There's certainly something to that iconic piece of advice that the three most important qualities to consider if you're ever thinking about opening up your own business are: location, location, location. And that's especially true if you're thinking about opening up your own restaurant. It doesn't matter if you have the greatest chef in the world and use the freshest ingredients in all of L.A. -- if you happen to stick that restaurant in a super-cheap space in the thick of Skid Row, odds are it's not going to last. Which is why the idea of owning and operating a food truck, instead of a stationary restaurant, is so fashionable: The ability to roam around town wherever there's a big event, in addition to the fact that you don't have to pay rent, makes it an incredibly business-savvy idea.

Turns out, though, some of these trucks did have to pay rent in order to park in certain locations. And that rent was going to members of the notorious MS-13 gang.

According to grand jury records that were unsealed this week, twenty individuals in the gang (which also goes by the name Mara Salvatrucha) spent the past five years extorting the owners of food trucks to the tune of $10 to $100 a week, along with free food for the gang members. The price the trucks would be forced to pay depended on how good of business the truck was doing. Think: old-timey well-dressed mobsters walking through 1920s Little Italy picking up "protection money" from street grocers.

Except, nowadays, the gangs aren't as subtle. If the trucks refused to pay?

"(They said), 'If you don't pay us, we're gonna shoot your truck or we're gonna kill your employees,'" she said.

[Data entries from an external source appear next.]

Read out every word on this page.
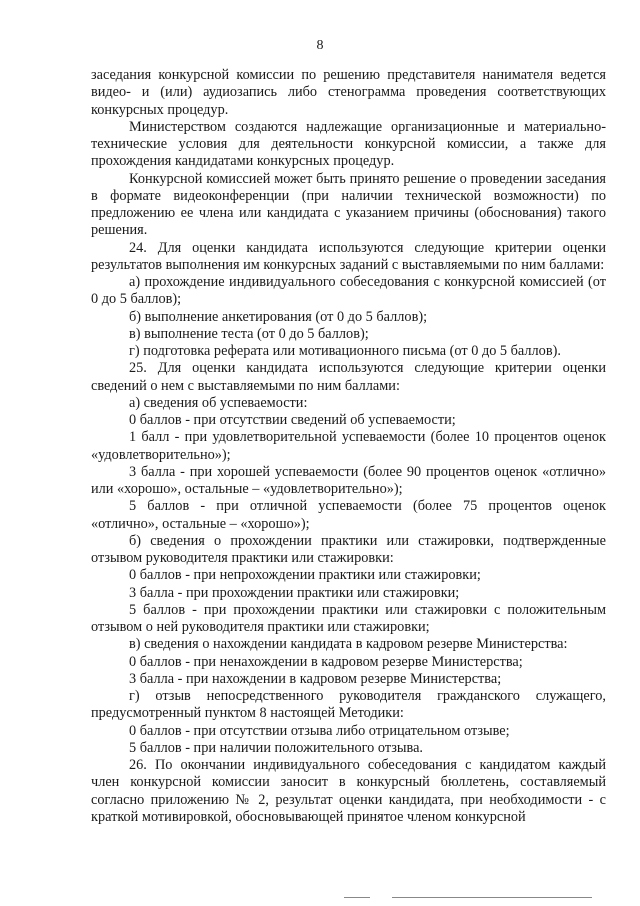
8

заседания конкурсной комиссии по решению представителя нанимателя ведется видео- и (или) аудиозапись либо стенограмма проведения соответствующих конкурсных процедур.

Министерством создаются надлежащие организационные и материально-технические условия для деятельности конкурсной комиссии, а также для прохождения кандидатами конкурсных процедур.

Конкурсной комиссией может быть принято решение о проведении заседания в формате видеоконференции (при наличии технической возможности) по предложению ее члена или кандидата с указанием причины (обоснования) такого решения.

24. Для оценки кандидата используются следующие критерии оценки результатов выполнения им конкурсных заданий с выставляемыми по ним баллами:

а) прохождение индивидуального собеседования с конкурсной комиссией (от 0 до 5 баллов);

б) выполнение анкетирования (от 0 до 5 баллов);

в) выполнение теста (от 0 до 5 баллов);

г) подготовка реферата или мотивационного письма (от 0 до 5 баллов).

25. Для оценки кандидата используются следующие критерии оценки сведений о нем с выставляемыми по ним баллами:

а) сведения об успеваемости:

0 баллов - при отсутствии сведений об успеваемости;

1 балл - при удовлетворительной успеваемости (более 10 процентов оценок «удовлетворительно»);

3 балла - при хорошей успеваемости (более 90 процентов оценок «отлично» или «хорошо», остальные – «удовлетворительно»);

5 баллов - при отличной успеваемости (более 75 процентов оценок «отлично», остальные – «хорошо»);

б) сведения о прохождении практики или стажировки, подтвержденные отзывом руководителя практики или стажировки:

0 баллов - при непрохождении практики или стажировки;

3 балла - при прохождении практики или стажировки;

5 баллов - при прохождении практики или стажировки с положительным отзывом о ней руководителя практики или стажировки;

в) сведения о нахождении кандидата в кадровом резерве Министерства:

0 баллов - при ненахождении в кадровом резерве Министерства;

3 балла - при нахождении в кадровом резерве Министерства;

г) отзыв непосредственного руководителя гражданского служащего, предусмотренный пунктом 8 настоящей Методики:

0 баллов - при отсутствии отзыва либо отрицательном отзыве;

5 баллов - при наличии положительного отзыва.

26. По окончании индивидуального собеседования с кандидатом каждый член конкурсной комиссии заносит в конкурсный бюллетень, составляемый согласно приложению № 2, результат оценки кандидата, при необходимости - с краткой мотивировкой, обосновывающей принятое членом конкурсной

The trucks being targeted weren't the new posh, hip, upscale boutiques roaming the area like Kogi Truck or the Grilled Cheese Truck -- they would certainly alert the cops of that shady business -- but instead were the small mom-and-pop taco trucks that serve the workers at construction sites during lunch hour.

And just who are these folks working their muscles on independent food truck workers? According to Wikipedia, which has a surprisingly dense history on them, the MS-13s are a 70,000+ member gang with chapters all across America, the two biggest ones being in L.A. and San Francisco. They were started back in '80s down in the Pico-Union area of L.A. by immigrants from El Salvador and have been up to no good since. Among non-food truck based crimes the gang's been involved in selling drugs, running guns, prostitution, human trafficking, kidnapping and plenty of murder. Which is to say, these are pretty intense folks, and if you're a mild-mannered food truck operator there's really no way around paying out.

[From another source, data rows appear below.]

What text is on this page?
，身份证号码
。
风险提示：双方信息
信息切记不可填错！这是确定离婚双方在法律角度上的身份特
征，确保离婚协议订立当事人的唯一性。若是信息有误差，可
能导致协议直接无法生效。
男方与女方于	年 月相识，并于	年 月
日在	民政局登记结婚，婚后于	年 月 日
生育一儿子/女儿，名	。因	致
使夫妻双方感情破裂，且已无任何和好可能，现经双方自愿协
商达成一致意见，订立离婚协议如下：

Perhaps the most interesting aspect of this case is that the LAPD stopped the extortion ring despite the food trucks themselves technically being an illegal operation. (Seeing as most of them don't have the proper permits to be serving food in the first place.) During an interview regarding the case, LAPD chief Charlie Beck was asked how the police navigate the murky boundaries between protecting the trucks from gang members and condoning illegal activity.

"If somebody is a victim of extortion, that is a much more serious crime and has a much broader impact on a community than illegal vending," Beck said. "We would be more than happy to work with any vendor, any victim."

Which means the LAPD made the smart move of, in this case, frying the bigger fish.

So maybe if you happen to pick up some tacos from one of these establishments in the near future, drop a few extra quarters in their tip jars. Hopefully they'll be able to keep 100% of it now.